We thought it was in everyone's best interest to have the most sophisticated robot in the world dance a lot.
We thought it was in everyone’s best interest to have the most sophisticated robot in the world dance a lot.

Argh. Okay enough of that rant. The woman tells the groups that the winner of the tournament will be Jey’s ghost dancers and will upload their dance moves to him and if any of the groups aren’t cool with that, they can leave now.

Okay, I know it’s a big shock, but this is literally the fourth and final round of Dance Road, which, even getting into the first round is supposedly insanely difficult. There’s no way that ANYONE would –

vlcsnap-2015-09-01-16h40m23s531

….

………….

FUCKING SERIOUSLY?! Two groups were just like “Well, we made it to the last round, but wait.

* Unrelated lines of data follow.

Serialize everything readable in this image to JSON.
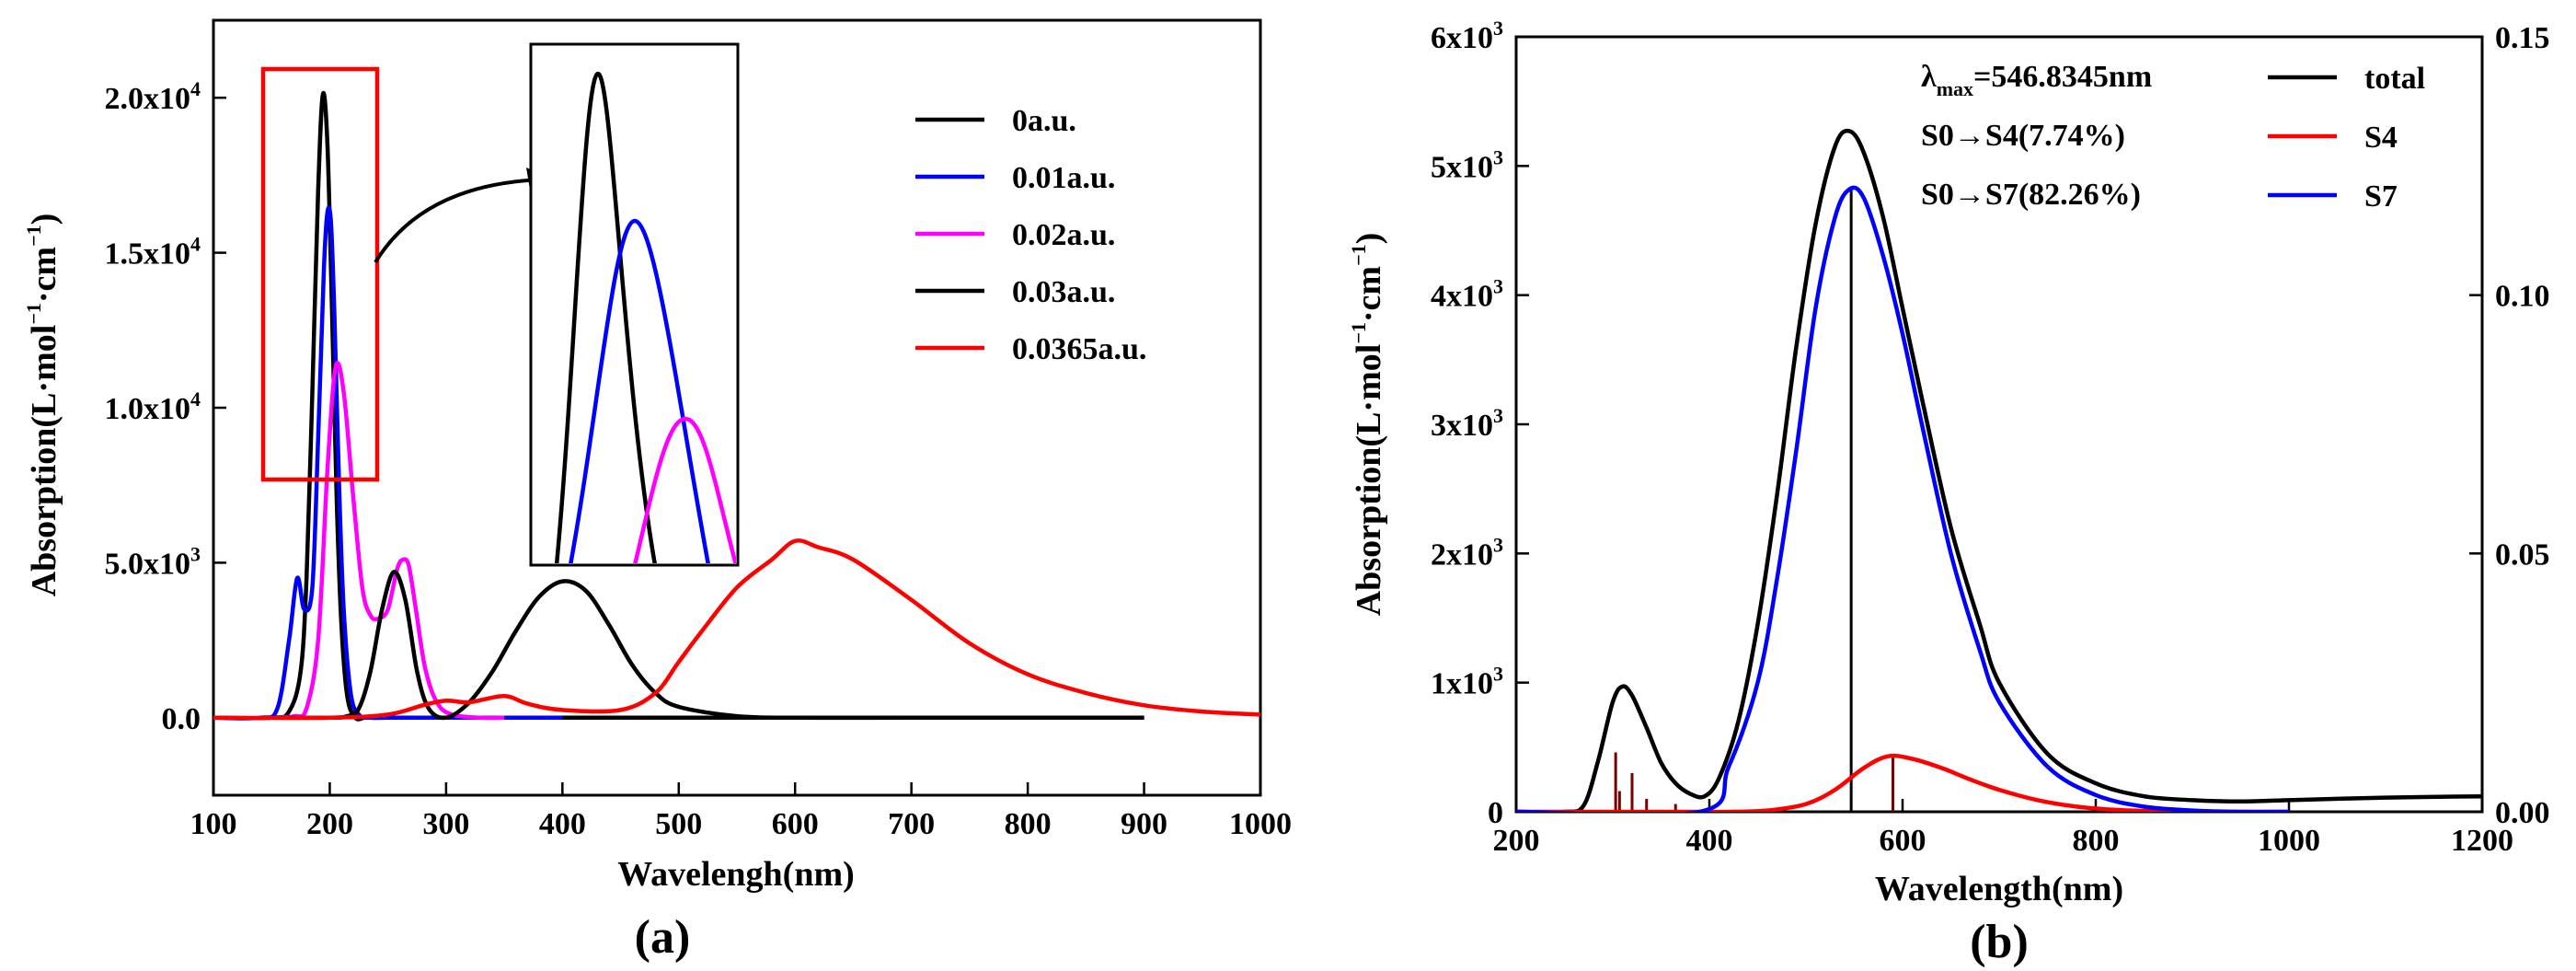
{
  "chart_data": [
    {
      "panel_label": "(a)",
      "type": "line",
      "xlabel": "Wavelengh(nm)",
      "ylabel": "Absorption(L·mol",
      "ylabel_parts": [
        "Absorption(L·mol",
        "−1",
        "·cm",
        "−1",
        ")"
      ],
      "xlim": [
        100,
        1000
      ],
      "ylim": [
        -2500,
        22500
      ],
      "x_ticks": [
        100,
        200,
        300,
        400,
        500,
        600,
        700,
        800,
        900,
        1000
      ],
      "x_tick_labels": [
        "100",
        "200",
        "300",
        "400",
        "500",
        "600",
        "700",
        "800",
        "900",
        "1000"
      ],
      "y_ticks": [
        0,
        5000,
        10000,
        15000,
        20000
      ],
      "y_tick_labels": [
        {
          "base": "0.0",
          "exp": ""
        },
        {
          "base": "5.0x10",
          "exp": "3"
        },
        {
          "base": "1.0x10",
          "exp": "4"
        },
        {
          "base": "1.5x10",
          "exp": "4"
        },
        {
          "base": "2.0x10",
          "exp": "4"
        }
      ],
      "legend_position": "top-right",
      "series": [
        {
          "name": "0a.u.",
          "color": "#000000",
          "x": [
            100,
            150,
            165,
            175,
            180,
            185,
            190,
            194,
            198,
            202,
            206,
            210,
            215,
            222,
            230,
            240,
            260,
            300,
            400,
            500,
            600,
            700,
            800,
            900
          ],
          "y": [
            0,
            0,
            200,
            1500,
            4500,
            10500,
            17000,
            20100,
            18500,
            13000,
            7000,
            3000,
            700,
            0,
            0,
            0,
            0,
            0,
            0,
            0,
            0,
            0,
            0,
            0
          ]
        },
        {
          "name": "0.01a.u.",
          "color": "#0000ff",
          "x": [
            100,
            140,
            155,
            165,
            172,
            178,
            185,
            190,
            195,
            198,
            201,
            204,
            208,
            212,
            218,
            225,
            235,
            250,
            300,
            400
          ],
          "y": [
            0,
            0,
            300,
            2500,
            4500,
            3500,
            4200,
            9000,
            14500,
            16300,
            16000,
            13000,
            7500,
            3500,
            800,
            100,
            0,
            0,
            0,
            0
          ]
        },
        {
          "name": "0.02a.u.",
          "color": "#ff00ff",
          "x": [
            150,
            170,
            180,
            190,
            198,
            205,
            212,
            220,
            228,
            235,
            242,
            250,
            258,
            263,
            268,
            274,
            282,
            292,
            305,
            330,
            350
          ],
          "y": [
            0,
            50,
            300,
            2500,
            8000,
            11300,
            10500,
            7200,
            4200,
            3300,
            3200,
            3500,
            4800,
            5100,
            4900,
            3500,
            1600,
            500,
            100,
            0,
            0
          ]
        },
        {
          "name": "0.03a.u.",
          "color": "#000000",
          "x": [
            150,
            200,
            215,
            225,
            235,
            245,
            255,
            265,
            275,
            285,
            300,
            320,
            340,
            360,
            380,
            400,
            420,
            440,
            460,
            480,
            500,
            550,
            600,
            700,
            800,
            900
          ],
          "y": [
            0,
            0,
            50,
            300,
            1500,
            3500,
            4700,
            3800,
            1500,
            300,
            0,
            500,
            1500,
            2800,
            3900,
            4400,
            4100,
            3000,
            1700,
            800,
            350,
            50,
            0,
            0,
            0,
            0
          ]
        },
        {
          "name": "0.0365a.u.",
          "color": "#ff0000",
          "x": [
            100,
            200,
            250,
            280,
            300,
            320,
            350,
            370,
            400,
            450,
            480,
            500,
            520,
            550,
            580,
            600,
            620,
            650,
            700,
            750,
            800,
            850,
            900,
            950,
            1000
          ],
          "y": [
            0,
            0,
            100,
            400,
            550,
            500,
            700,
            450,
            250,
            250,
            800,
            1800,
            2800,
            4200,
            5100,
            5700,
            5500,
            5100,
            3800,
            2400,
            1400,
            800,
            400,
            200,
            100
          ]
        }
      ],
      "annotations": {
        "inset_note": "magnified view of the 180–240 nm peak region",
        "highlight_box_xrange": [
          175,
          240
        ],
        "highlight_box_yrange": [
          7800,
          20800
        ]
      }
    },
    {
      "panel_label": "(b)",
      "type": "line",
      "xlabel": "Wavelength(nm)",
      "ylabel": "Absorption(L·mol",
      "ylabel_parts": [
        "Absorption(L·mol",
        "−1",
        "·cm",
        "−1",
        ")"
      ],
      "xlim": [
        200,
        1200
      ],
      "ylim": [
        0,
        6000
      ],
      "y2lim": [
        0,
        0.15
      ],
      "x_ticks": [
        200,
        400,
        600,
        800,
        1000,
        1200
      ],
      "x_tick_labels": [
        "200",
        "400",
        "600",
        "800",
        "1000",
        "1200"
      ],
      "y_ticks": [
        0,
        1000,
        2000,
        3000,
        4000,
        5000,
        6000
      ],
      "y_tick_labels": [
        {
          "base": "0",
          "exp": ""
        },
        {
          "base": "1x10",
          "exp": "3"
        },
        {
          "base": "2x10",
          "exp": "3"
        },
        {
          "base": "3x10",
          "exp": "3"
        },
        {
          "base": "4x10",
          "exp": "3"
        },
        {
          "base": "5x10",
          "exp": "3"
        },
        {
          "base": "6x10",
          "exp": "3"
        }
      ],
      "y2_ticks": [
        0,
        0.05,
        0.1,
        0.15
      ],
      "y2_tick_labels": [
        "0.00",
        "0.05",
        "0.10",
        "0.15"
      ],
      "legend_position": "top-right",
      "annotation_lines": [
        {
          "prefix": "λ",
          "sub": "max",
          "rest": "=546.8345nm"
        },
        {
          "prefix": "S0→S4(7.74%)",
          "sub": "",
          "rest": ""
        },
        {
          "prefix": "S0→S7(82.26%)",
          "sub": "",
          "rest": ""
        }
      ],
      "series": [
        {
          "name": "total",
          "color": "#000000",
          "x": [
            200,
            250,
            270,
            285,
            300,
            310,
            320,
            335,
            350,
            365,
            380,
            395,
            410,
            430,
            450,
            470,
            490,
            510,
            530,
            545,
            560,
            580,
            600,
            620,
            650,
            680,
            700,
            750,
            800,
            850,
            900,
            950,
            1000,
            1100,
            1200
          ],
          "y": [
            0,
            0,
            50,
            400,
            850,
            970,
            900,
            650,
            380,
            220,
            140,
            120,
            260,
            700,
            1450,
            2450,
            3600,
            4550,
            5150,
            5270,
            5100,
            4600,
            3900,
            3200,
            2200,
            1450,
            1000,
            450,
            220,
            120,
            90,
            80,
            90,
            110,
            120
          ]
        },
        {
          "name": "S4",
          "color": "#ff0000",
          "x": [
            200,
            380,
            420,
            460,
            500,
            530,
            560,
            585,
            610,
            640,
            670,
            700,
            740,
            780,
            820,
            860,
            900,
            1000
          ],
          "y": [
            0,
            0,
            0,
            10,
            60,
            170,
            340,
            430,
            410,
            340,
            250,
            170,
            90,
            40,
            15,
            5,
            0,
            0
          ]
        },
        {
          "name": "S7",
          "color": "#0000ff",
          "x": [
            200,
            390,
            420,
            450,
            470,
            490,
            510,
            530,
            545,
            560,
            580,
            600,
            620,
            650,
            680,
            700,
            750,
            800,
            850,
            900,
            950,
            1000
          ],
          "y": [
            0,
            0,
            350,
            1000,
            1800,
            2800,
            3900,
            4600,
            4820,
            4750,
            4300,
            3700,
            3000,
            2000,
            1250,
            850,
            350,
            130,
            40,
            10,
            0,
            0
          ]
        }
      ],
      "stick_spectrum": {
        "color_dark": "#7a0000",
        "x": [
          303,
          307,
          320,
          335,
          365,
          546.8,
          590
        ],
        "oscillator_strength": [
          0.0115,
          0.004,
          0.0075,
          0.0025,
          0.0015,
          0.121,
          0.011
        ]
      }
    }
  ]
}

HE’S A ROBOT?! FUCK THAT WE’RE OUT!” Really? That would be like if you made it to the playoffs of the world series only to find out that your bats will be made with granola and the balls will be made of cheese. Who the fuck cares? It’s like “Wow, i’ve worked so hard to get this far. Eh, but he’s a robot. This isn’t worth my time anymore.” I just…really?

And they’re like “Oh, this is not what I expected and it’s such a shock and wah wah wah” shut the fuck up. It’s not that big of a deal. Who really cares if he’s been replaced by a robot. He kind of came down with a bad case of ALMOST DEAD. What did you want them to do? Be like “Welp, Jey’s in a coma. Fuck everything. Okay everybody we’re wrapping up the world peace thing!” Get over yourselves. Really.

Anyway, after THAT rant, The group demands to see the real Jey and they see him floating in a Kolto tank from Star Wars.

Master T: "Now I know he doesn't LOOK injured, but trust me, he is."
Master T: “Now I know he doesn’t LOOK injured, but trust me, he is.”

Do…(shifts eyes) do Kolto tanks really exist? I..I don’t think they do. I think this right here is full of bullcrap. Seriously. This is a Kolto tank from Star Wars. What else is that liquid supposed to be?

Anyway, TCC then says how they’re going to keep dancing and stuff.

The next day the round is about to start, only for it to be interrupted by LuiMoe and Crowd High as they finally reveal that the evil looking guy was actually in fact, not very nice.

I don't think there's a way i could be less shocked if I tried.
I don’t think there’s a way i could be less shocked if I tried.

And that’s where the episode ends.

This episode…..well it finally answered the question we had for a long time. No that hasn’t really been Jey, but at the same time, no, he’s not really dead.

Okay, my first problem with this. Jey’s obviously hanging on by a thread. If a guy this high up knows Jey’s still alive and in a coma, why haven’t like…assassins that could have had HIS passcode finish the job? all they had to do was like…remove his breathing tube from the kolto tank or turn it off. Just saying…would have avoided a lot of trouble if you killed him first and THEN did this little stunt.

I’m just not digging how saccharinely sweet this island is. It’s so “Tee hee, everything’s amazing here and Jey’s the best!” Seriously, I Jey short for Jesus or something? Hey, then he would be “Lord of the Dance!” hahahaha ah…..that was terrible. I apologize. It’s just set up that he’s SUCH the good guy that it feels unreal. It feels like he’s not a real character with faults and just a martyr for his cause.

I think they’re thinking a tad too deeply into a show ABOUT DANCING. Did world peace and war REALLY need to be brought into a show about DANCING?

Did a show about dancing REALLY need an image of a starving baby?
Did a show about dancing REALLY need an image of a starving baby?

There seems to be no grey area with this show. It’s “Jey’s amazing” and Crowd High is evil. There’s really no room for argument in this show and it’s kind of irritating.

Sure the twist was…okay, but I still would have preferred Jey to either be dead or evil. This way they’ll be able to cop out later with Jey showing up miraculously coming out of his coma and going “Thanks Haneru” and then they can dance together or some bullshit. I’m telling you. It’s going to happen.

I could keep ranting about this episode but it’s going too long as it is. Honestly….the episode was….okay but it could have been much better especially with the idiots being all “Wah Jey’s a robot! wah!” Ah whatever. Fuck those guys.